Published online by Cambridge University Press: 26 May 2022
In 1976, in a book on late medieval witch trials, I argued for a distinction between popular and élite or learned conceptions of witchcraft. The documents most likely to reveal popular notions of witchcraft differ markedly, I proposed, from those most susceptible to the bias of judges familiar with current demonological theories. In a significant subset of trial records the original testimony of the accusers is preserved, and these documents refer only to sorcery or maleficent magic, not to the diabolism of the witches’ Sabbath and related notions. Furthermore, the charge of diabolism arises far more often in ecclesiastical than in secular courts, and more often when the records are in Latin than when they are in the vernacular. All of this I took as evidence that sorcery was a datum of popular belief, while diabolism was introduced by learned élites, particularly inquisitors. Accusers and other witnesses believed in sorceresses who bewitched children and cattle, compelled men to love them and rendered people lame. Inquisitors and others who knew the current theological notions about witchcraft and the devil believed in witches who flew through the air to the Sabbath, entered into pacts with the devil, had sexual intercourse with him, and performed maleficia at his behest. If ordinary people did not even believe in diabolism, it is highly unlikely that it was actually practiced.

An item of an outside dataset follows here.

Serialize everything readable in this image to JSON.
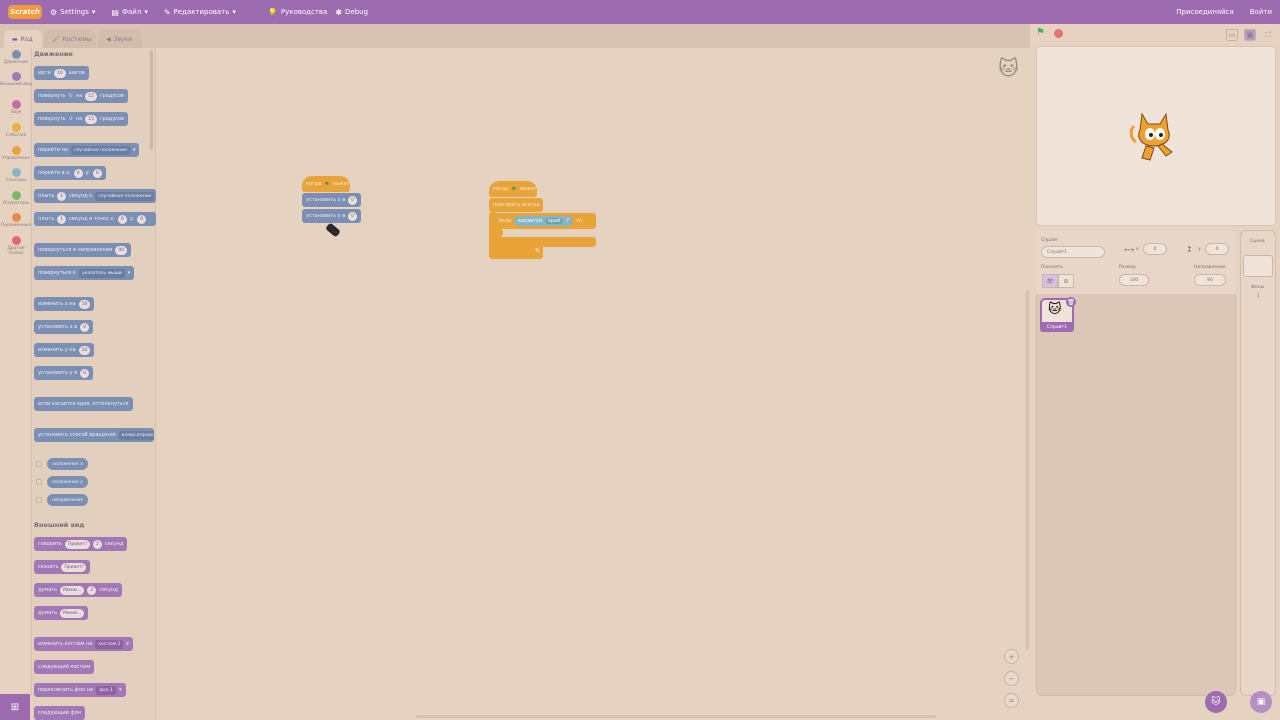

After more than thirty years, I remain persuaded of the general validity of this argument, but I would phrase it a bit differently and would admit some qualifications. Not long after that book emerged, it became unfashionable thanks to Peter Brown and others to speak in terms of a two-tier culture, to distinguish between popular and élite cultural levels. Yet it still seems to me that when we attend to accusations from the neighbors of the accused we are hearing one set of voices, while the confessions extracted under judicial coercion (most obviously torture) come from a different set of voices. Even in a confession, the voices we are actually hearing are those of the theologian and the inquisitor.
That does not necessarily mean, however, that the accusers and others in society did not believe in the Sabbath. If there are distinct perspectives voiced in the trial records, they may differ less in belief than in expectation.